The fund racked up double-digit returns across multiple products in 2024, and there’s plenty of reasons to be optimistic about 2025: that economic growth is picking up, inflation is coming down, and there’s room for rate cuts even though unemployment remains low. Earnings expectations have held up, even if valuations are stretched. Tech has run hard; Rider expects there will be a broadening out of market leadership.
“The baseline is that it probably won’t be another bad year,” Rider says. “But there are some big uncertainties that are making it pretty challenging to deal with.”
The arrival of DeepSeek on the scene showed how fragile market sentiment can be, while investors already have whiplash from the speed at which Trump imposed 25 per cent tariffs on Canada and Mexico and then rolled them back. There’s probably a lot more where that came from.

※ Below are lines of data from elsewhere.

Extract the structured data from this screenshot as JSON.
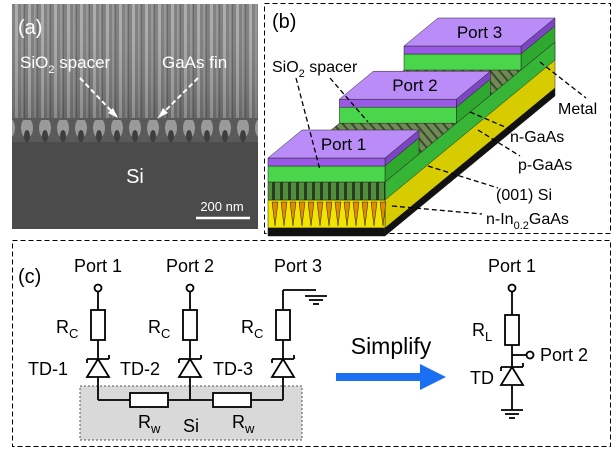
{
  "panel_a": {
    "label": "(a)",
    "spacer": {
      "main": "SiO",
      "sub": "2",
      "rest": " spacer"
    },
    "fin": "GaAs fin",
    "substrate": "Si",
    "scale_bar": "200 nm"
  },
  "panel_b": {
    "label": "(b)",
    "ports": [
      "Port 1",
      "Port 2",
      "Port 3"
    ],
    "spacer": {
      "main": "SiO",
      "sub": "2",
      "rest": " spacer"
    },
    "layers": [
      "Metal",
      "n-GaAs",
      "p-GaAs",
      "(001) Si"
    ],
    "bottom_layer": {
      "main": "n-In",
      "sub": "0.2",
      "rest": "GaAs"
    }
  },
  "panel_c": {
    "label": "(c)",
    "ports": [
      "Port 1",
      "Port 2",
      "Port 3"
    ],
    "contact_resistors": [
      {
        "main": "R",
        "sub": "C"
      },
      {
        "main": "R",
        "sub": "C"
      },
      {
        "main": "R",
        "sub": "C"
      }
    ],
    "diodes": [
      "TD-1",
      "TD-2",
      "TD-3"
    ],
    "wire_resistors": [
      {
        "main": "R",
        "sub": "w"
      },
      {
        "main": "R",
        "sub": "w"
      }
    ],
    "substrate": "Si",
    "action": "Simplify",
    "simplified": {
      "ports": [
        "Port 1",
        "Port 2"
      ],
      "resistor": {
        "main": "R",
        "sub": "L"
      },
      "diode": "TD"
    }
  }
}
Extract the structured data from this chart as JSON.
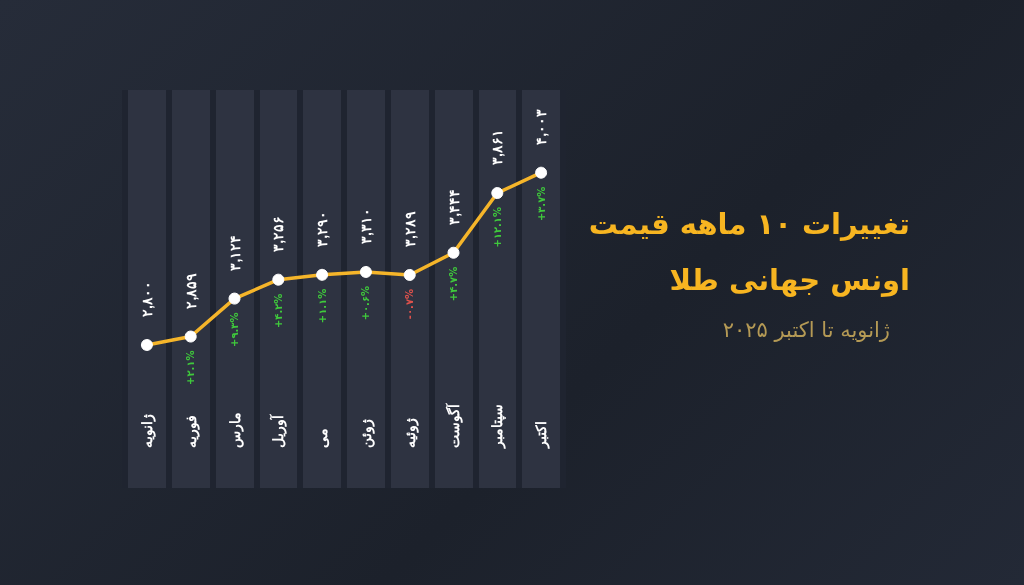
{
  "chart_data": {
    "type": "line",
    "title": "تغییرات ۱۰ ماهه قیمت اونس جهانی طلا",
    "subtitle": "ژانویه تا اکتبر ۲۰۲۵",
    "categories": [
      "ژانویه",
      "فوریه",
      "مارس",
      "آوریل",
      "می",
      "ژوئن",
      "ژوئیه",
      "آگوست",
      "سپتامبر",
      "اکتبر"
    ],
    "series": [
      {
        "color": "#f5b52a",
        "values": [
          2800,
          2859,
          3124,
          3256,
          3290,
          3310,
          3289,
          3444,
          3861,
          4003
        ],
        "value_labels": [
          "۲,۸۰۰",
          "۲,۸۵۹",
          "۳,۱۲۴",
          "۳,۲۵۶",
          "۳,۲۹۰",
          "۳,۳۱۰",
          "۳,۲۸۹",
          "۳,۴۴۴",
          "۳,۸۶۱",
          "۴,۰۰۳"
        ]
      }
    ],
    "annotations": [
      {
        "text": "+۲.۱%",
        "x": "فوریه",
        "y": 2859
      },
      {
        "text": "+۹.۳%",
        "x": "مارس",
        "y": 3124
      },
      {
        "text": "+۴.۲%",
        "x": "آوریل",
        "y": 3256
      },
      {
        "text": "+۱.۱%",
        "x": "می",
        "y": 3290
      },
      {
        "text": "+۰.۶%",
        "x": "ژوئن",
        "y": 3310
      },
      {
        "text": "-۰.۷%",
        "x": "ژوئیه",
        "y": 3289
      },
      {
        "text": "+۴.۷%",
        "x": "آگوست",
        "y": 3444
      },
      {
        "text": "+۱۲.۱%",
        "x": "سپتامبر",
        "y": 3861
      },
      {
        "text": "+۳.۷%",
        "x": "اکتبر",
        "y": 4003
      }
    ],
    "marker": "circle",
    "line_style": "solid"
  }
}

“That volatility is going to be quite significant,” Rider says. “Whether that ends up being a negative for the market or not does depend on how hard he moves on policies like tariffs – do you get a very broad outbreak? Does he bring Europe into it? Is there retaliation? – along with other policies, like immigration.”
But you can’t try and forecast every twist and turn, Rider says.
“If we had a crystal ball we’d know exactly when to move out of risk assets and into defensive assets. We don’t. But we have a general view that the Trump volatility and some of the inflation risk coming through from that, and deglobalisation, that they’re some of the things we’ve been thinking about as we build the portfolio.”